The paper, “One Initialization to Rule them All: Fine-tuning via Explained Variance Adaptation”, introduces a new method called Explained Variance Adaptation (EVA) that leverages information from the downstream task to initialize LoRA’s new parameters. EVA performs singular value decomposition (SVD) on minibatches of activation vectors to obtain a set of right-singular vectors. These vectors are sorted by the variance they explain, and the top-k vectors are used to initialize the LoRA matrix. This approach ensures that the new parameters capture as much of the variance in the downstream task as possible.

EVA has been shown to improve performance on a wide range of tasks, including language generation, language understanding, image classification, and reinforcement learning. For example, EVA outperforms other methods on tasks like BoolQ, PIQA, and HellaSwag, as well as on tasks like GSM8K, MATH, and VTAB-1K. The authors argue that EVA’s data-driven initialization scheme results in faster convergence and higher performance than competing methods, such as LoRA and its variants.

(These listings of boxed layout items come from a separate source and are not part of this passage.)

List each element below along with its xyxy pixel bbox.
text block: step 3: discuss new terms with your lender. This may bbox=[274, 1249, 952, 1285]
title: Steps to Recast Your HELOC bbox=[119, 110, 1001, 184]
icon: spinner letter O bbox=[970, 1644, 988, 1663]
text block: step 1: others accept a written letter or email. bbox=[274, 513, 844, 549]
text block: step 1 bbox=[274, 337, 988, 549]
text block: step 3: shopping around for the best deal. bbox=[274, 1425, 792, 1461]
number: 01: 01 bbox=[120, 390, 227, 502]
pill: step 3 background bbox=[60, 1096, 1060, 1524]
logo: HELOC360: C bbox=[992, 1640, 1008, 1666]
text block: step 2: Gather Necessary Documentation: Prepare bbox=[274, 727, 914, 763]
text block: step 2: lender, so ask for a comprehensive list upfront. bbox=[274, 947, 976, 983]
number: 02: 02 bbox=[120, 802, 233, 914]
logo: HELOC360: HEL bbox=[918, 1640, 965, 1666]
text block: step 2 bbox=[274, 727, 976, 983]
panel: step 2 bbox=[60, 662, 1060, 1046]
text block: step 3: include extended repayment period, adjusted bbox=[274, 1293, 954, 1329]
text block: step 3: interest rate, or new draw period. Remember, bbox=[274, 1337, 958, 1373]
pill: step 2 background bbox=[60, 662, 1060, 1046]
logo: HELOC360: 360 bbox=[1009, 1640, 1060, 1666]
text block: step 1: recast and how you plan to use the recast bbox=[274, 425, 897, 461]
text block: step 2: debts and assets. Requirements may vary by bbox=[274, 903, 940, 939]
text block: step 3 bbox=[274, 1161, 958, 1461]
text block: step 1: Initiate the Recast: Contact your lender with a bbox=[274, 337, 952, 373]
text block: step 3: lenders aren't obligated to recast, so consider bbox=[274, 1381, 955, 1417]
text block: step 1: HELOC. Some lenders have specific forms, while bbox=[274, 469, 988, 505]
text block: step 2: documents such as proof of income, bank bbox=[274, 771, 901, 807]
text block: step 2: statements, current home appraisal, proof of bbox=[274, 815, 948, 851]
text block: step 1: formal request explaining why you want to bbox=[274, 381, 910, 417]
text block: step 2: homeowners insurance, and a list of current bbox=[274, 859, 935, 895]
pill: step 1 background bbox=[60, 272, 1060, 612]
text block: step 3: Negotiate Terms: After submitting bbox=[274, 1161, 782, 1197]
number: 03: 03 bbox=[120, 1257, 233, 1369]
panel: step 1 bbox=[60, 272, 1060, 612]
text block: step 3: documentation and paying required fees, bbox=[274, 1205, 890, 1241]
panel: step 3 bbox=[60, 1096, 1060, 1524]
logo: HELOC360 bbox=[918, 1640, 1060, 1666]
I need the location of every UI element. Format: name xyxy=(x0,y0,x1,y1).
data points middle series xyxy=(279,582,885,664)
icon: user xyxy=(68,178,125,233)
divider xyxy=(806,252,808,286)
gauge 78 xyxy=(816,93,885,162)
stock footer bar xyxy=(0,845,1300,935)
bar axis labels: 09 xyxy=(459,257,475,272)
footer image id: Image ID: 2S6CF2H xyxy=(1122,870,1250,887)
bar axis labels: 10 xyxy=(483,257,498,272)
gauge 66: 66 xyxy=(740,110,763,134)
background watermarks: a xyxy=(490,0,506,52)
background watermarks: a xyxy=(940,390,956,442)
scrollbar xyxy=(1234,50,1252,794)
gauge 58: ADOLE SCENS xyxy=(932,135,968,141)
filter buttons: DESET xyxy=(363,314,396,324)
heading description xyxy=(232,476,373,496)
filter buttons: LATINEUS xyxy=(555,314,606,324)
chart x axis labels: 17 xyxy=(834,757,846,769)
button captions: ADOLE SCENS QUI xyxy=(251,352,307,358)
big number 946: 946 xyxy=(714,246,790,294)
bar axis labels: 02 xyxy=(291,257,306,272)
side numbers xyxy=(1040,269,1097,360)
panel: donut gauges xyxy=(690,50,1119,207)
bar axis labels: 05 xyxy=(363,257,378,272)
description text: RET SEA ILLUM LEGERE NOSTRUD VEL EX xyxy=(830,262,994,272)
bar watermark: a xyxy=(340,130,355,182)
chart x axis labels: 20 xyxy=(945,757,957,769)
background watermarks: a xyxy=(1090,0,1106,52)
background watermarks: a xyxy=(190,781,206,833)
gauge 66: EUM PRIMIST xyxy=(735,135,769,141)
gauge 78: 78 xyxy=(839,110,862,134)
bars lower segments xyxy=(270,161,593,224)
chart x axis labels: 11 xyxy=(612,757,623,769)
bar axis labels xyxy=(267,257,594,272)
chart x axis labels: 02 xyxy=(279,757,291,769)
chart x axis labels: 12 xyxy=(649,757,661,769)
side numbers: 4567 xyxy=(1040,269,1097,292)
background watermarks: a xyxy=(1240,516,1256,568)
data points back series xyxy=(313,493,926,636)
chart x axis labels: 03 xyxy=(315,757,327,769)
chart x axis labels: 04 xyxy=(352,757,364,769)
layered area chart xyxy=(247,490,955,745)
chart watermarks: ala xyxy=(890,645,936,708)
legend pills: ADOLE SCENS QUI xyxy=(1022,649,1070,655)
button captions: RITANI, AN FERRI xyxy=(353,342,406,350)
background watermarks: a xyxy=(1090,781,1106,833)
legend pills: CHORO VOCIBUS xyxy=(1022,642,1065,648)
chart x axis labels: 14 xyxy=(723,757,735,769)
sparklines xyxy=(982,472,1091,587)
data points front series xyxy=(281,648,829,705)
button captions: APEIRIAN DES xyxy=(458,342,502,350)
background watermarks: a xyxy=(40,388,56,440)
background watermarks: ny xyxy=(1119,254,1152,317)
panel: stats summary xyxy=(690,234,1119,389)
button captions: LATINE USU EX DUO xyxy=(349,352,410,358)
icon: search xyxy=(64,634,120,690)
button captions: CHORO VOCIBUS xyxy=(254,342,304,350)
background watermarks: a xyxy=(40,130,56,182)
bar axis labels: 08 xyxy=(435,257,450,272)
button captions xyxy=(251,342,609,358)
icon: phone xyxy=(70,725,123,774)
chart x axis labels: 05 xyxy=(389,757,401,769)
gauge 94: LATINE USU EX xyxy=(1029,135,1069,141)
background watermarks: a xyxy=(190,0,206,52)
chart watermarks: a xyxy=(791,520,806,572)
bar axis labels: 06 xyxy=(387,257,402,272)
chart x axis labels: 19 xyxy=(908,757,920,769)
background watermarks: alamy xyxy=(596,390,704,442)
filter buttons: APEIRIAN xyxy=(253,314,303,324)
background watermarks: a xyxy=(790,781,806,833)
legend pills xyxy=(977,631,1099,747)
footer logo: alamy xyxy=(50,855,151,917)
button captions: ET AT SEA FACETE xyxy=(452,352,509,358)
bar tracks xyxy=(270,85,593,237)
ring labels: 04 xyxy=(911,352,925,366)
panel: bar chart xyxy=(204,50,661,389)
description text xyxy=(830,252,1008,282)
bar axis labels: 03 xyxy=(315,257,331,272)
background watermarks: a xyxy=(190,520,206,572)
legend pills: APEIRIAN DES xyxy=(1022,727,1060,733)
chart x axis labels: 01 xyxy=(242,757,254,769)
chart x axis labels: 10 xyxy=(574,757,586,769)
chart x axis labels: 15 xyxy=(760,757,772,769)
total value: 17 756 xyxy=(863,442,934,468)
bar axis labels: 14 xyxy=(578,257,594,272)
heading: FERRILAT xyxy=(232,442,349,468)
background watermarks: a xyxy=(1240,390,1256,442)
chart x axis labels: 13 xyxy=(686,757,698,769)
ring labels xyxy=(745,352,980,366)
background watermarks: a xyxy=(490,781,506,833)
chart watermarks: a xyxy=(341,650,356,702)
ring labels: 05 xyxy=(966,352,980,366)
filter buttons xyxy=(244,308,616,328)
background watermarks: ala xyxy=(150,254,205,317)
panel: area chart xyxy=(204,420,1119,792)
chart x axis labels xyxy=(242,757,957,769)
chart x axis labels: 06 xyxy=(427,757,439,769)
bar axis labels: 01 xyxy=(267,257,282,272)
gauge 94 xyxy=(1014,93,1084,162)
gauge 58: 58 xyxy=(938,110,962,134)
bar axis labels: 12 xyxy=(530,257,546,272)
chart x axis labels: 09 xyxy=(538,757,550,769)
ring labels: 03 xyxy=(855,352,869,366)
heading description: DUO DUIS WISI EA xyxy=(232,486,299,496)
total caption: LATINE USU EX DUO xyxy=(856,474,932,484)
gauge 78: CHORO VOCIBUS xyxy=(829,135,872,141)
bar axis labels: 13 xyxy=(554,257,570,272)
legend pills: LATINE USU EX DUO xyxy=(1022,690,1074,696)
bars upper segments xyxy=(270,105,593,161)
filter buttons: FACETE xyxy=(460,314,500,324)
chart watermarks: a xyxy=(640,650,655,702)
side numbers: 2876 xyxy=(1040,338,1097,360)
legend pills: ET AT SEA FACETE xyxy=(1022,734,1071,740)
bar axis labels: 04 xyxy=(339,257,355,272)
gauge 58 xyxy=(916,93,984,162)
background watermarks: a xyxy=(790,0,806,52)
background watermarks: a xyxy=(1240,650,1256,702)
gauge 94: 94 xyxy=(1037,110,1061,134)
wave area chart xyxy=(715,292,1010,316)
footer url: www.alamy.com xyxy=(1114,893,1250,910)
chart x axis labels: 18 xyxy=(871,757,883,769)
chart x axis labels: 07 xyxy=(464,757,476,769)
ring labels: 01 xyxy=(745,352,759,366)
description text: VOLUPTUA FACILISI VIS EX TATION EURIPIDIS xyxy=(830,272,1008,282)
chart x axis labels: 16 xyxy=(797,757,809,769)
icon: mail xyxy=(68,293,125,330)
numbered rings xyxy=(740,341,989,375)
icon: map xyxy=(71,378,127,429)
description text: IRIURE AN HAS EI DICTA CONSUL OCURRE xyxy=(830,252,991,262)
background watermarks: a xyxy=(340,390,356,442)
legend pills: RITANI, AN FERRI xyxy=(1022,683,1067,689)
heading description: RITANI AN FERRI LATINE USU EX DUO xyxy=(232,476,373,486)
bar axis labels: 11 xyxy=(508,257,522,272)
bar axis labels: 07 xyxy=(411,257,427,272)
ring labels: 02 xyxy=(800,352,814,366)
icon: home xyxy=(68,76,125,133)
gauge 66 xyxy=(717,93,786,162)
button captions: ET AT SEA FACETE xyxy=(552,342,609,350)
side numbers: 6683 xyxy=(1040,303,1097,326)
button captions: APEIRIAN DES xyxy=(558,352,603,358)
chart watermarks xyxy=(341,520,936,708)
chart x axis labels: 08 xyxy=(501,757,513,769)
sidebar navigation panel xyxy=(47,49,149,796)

EVA’s data-driven initialization is performed in the early stages of fine-tuning and can be done efficiently, with minimal impact on training time. The authors also provide an ablation study to demonstrate the importance of both scale and direction in the initialization process.

This paper provides a significant contribution to the field of PEFT. EVA is a simple, efficient, and effective method that can be used to fine-tune foundation models without sacrificing performance. The authors believe that EVA is a promising approach for a wide range of applications and plan to investigate further improvements in the future.